Inki Sul is Visiting Assistant Professor of Operations Management. His research is centered around understanding customers’ behavioral regularities in revenue and pricing management of retail operation and e-commerce. His research solves practically motivated problems originating from collaborations with fashion retailers or from internship at e-commerce retailers. He obtained his Ph.D. in Operations Management from Jindal School of Management, University of Texas at Dallas. Prior to pursuing his Ph.D., he received his MS in Operations Management from Northwestern University. He also earned an MS in Management Science and Engineering, BS in Operations Research: Engineering Management Systems from Columbia University. Research interests include revenue management and pricing, retail operations, behavioral operations management, operations-marketing interface, structural estimation, and causal inference.

New Postdoctoral Fellows and Researchers

Christopher Dishop received his Ph.D. in Organizational Psychology from Michigan State University in December of 2020. He then spent a year at the U.S. Army Research Institute conducting research with the Foundational Science Research Unit located in Fort Belvoir, Virginia. He is now a postdoctoral fellow in Organizational Behavior and Theory at the Tepper School. His work has appeared in the Journal of Business Research, Computational and Mathematical Organization Theory, Organizational Psychology Review, and Psychological Methods. In his free time, he enjoys playing tag with his nephews, euchre with his friends, and piano with his dad.

Yatharth Dubey is a postdoctoral researcher under the supervision of  Gérard Cornuéjols. Starting July 2023, he will be a tenure-track assistant professor at University of Illinois Urbana-Champaign. Broadly, his research is concerned with strengthening our understanding of the algorithms that allow us to make large-scale discrete decisions — in particular, the algorithms underlying state-of-the-art mixed-integer linear programming (MILP) solvers. Dubey studies both theoretical and practical aspects of branch-and-bound and cutting planes to better solve MILP problems occurring in operations research. He received his Ph.D. from the Georgia Institute of Technology, working with Santanu Dey and Marco Molinaro, in 2022.

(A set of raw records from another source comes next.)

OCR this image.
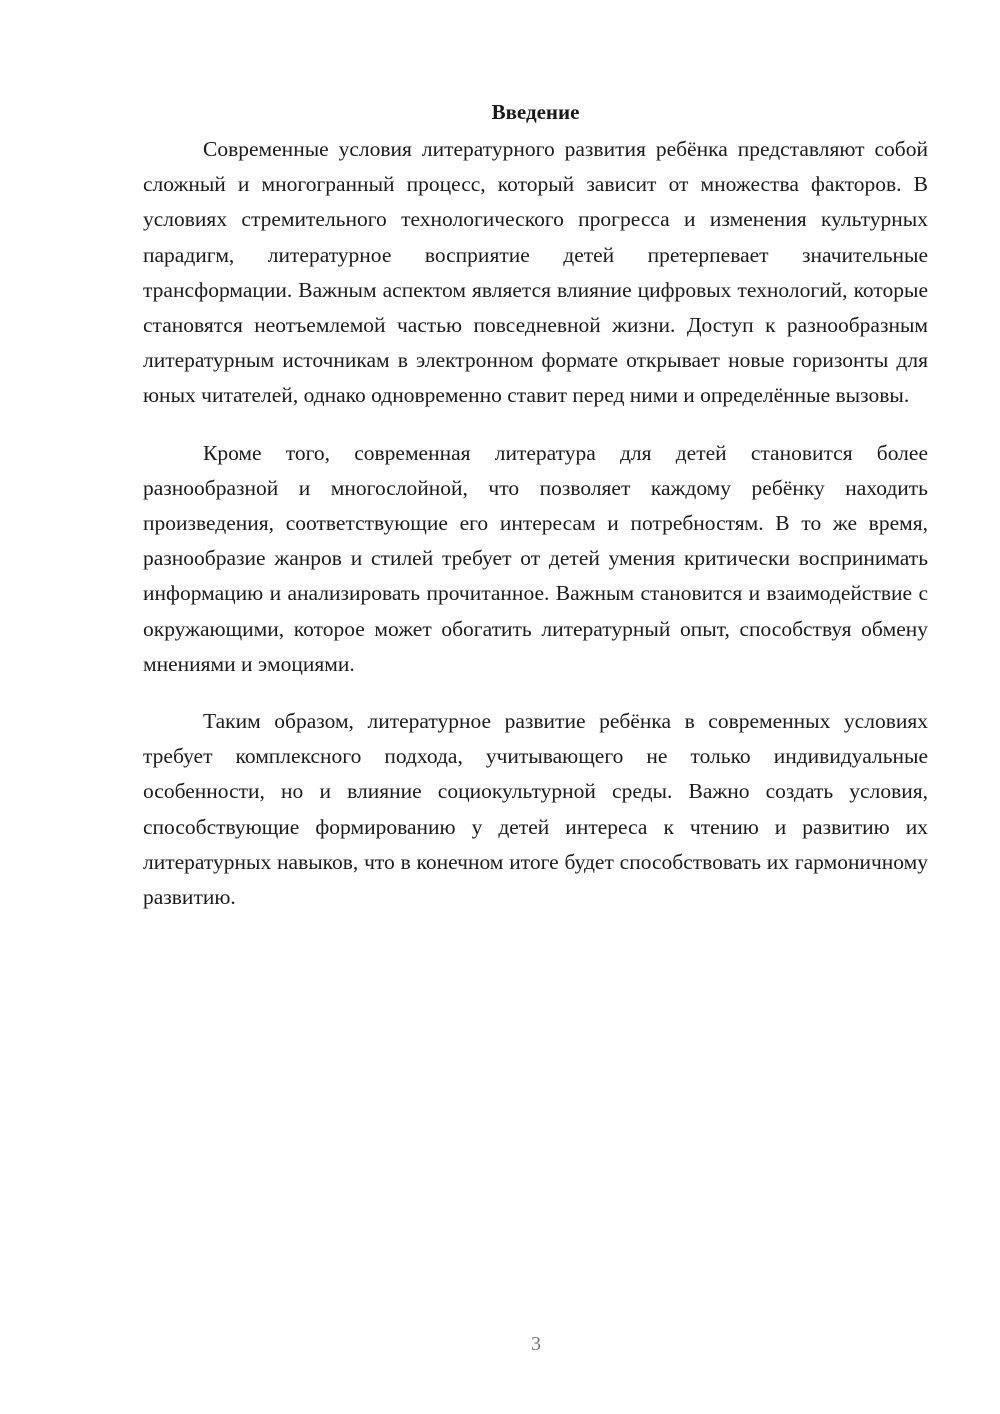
Введение

Современные условия литературного развития ребёнка представляют собой сложный и многогранный процесс, который зависит от множества факторов. В условиях стремительного технологического прогресса и изменения культурных парадигм, литературное восприятие детей претерпевает значительные трансформации. Важным аспектом является влияние цифровых технологий, которые становятся неотъемлемой частью повседневной жизни. Доступ к разнообразным литературным источникам в электронном формате открывает новые горизонты для юных читателей, однако одновременно ставит перед ними и определённые вызовы.

Кроме того, современная литература для детей становится более разнообразной и многослойной, что позволяет каждому ребёнку находить произведения, соответствующие его интересам и потребностям. В то же время, разнообразие жанров и стилей требует от детей умения критически воспринимать информацию и анализировать прочитанное. Важным становится и взаимодействие с окружающими, которое может обогатить литературный опыт, способствуя обмену мнениями и эмоциями.

Таким образом, литературное развитие ребёнка в современных условиях требует комплексного подхода, учитывающего не только индивидуальные особенности, но и влияние социокультурной среды. Важно создать условия, способствующие формированию у детей интереса к чтению и развитию их литературных навыков, что в конечном итоге будет способствовать их гармоничному развитию.

3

Chuqing Jin is a postdoctoral fellow at the Tepper School. She recently completed her Ph.D. in Economics at Boston University. Her research falls at the intersection of industrial organization and applied econometrics, with a focus on applications in the finance and technology industries. In particular, she creates novel models to help understand how information frictions are generated in these industries, as well as how they affect competition and welfare. Combining these models with data, she produces empirical findings to guide policy. Jin’s job market paper uses financial analysts’ forecast data to disentangle their incentives for information provision and derive policy implications for improving information quality in the financial market. When she is not doing economics, she enjoys doing yoga, rock climbing, reading, and going to concerts.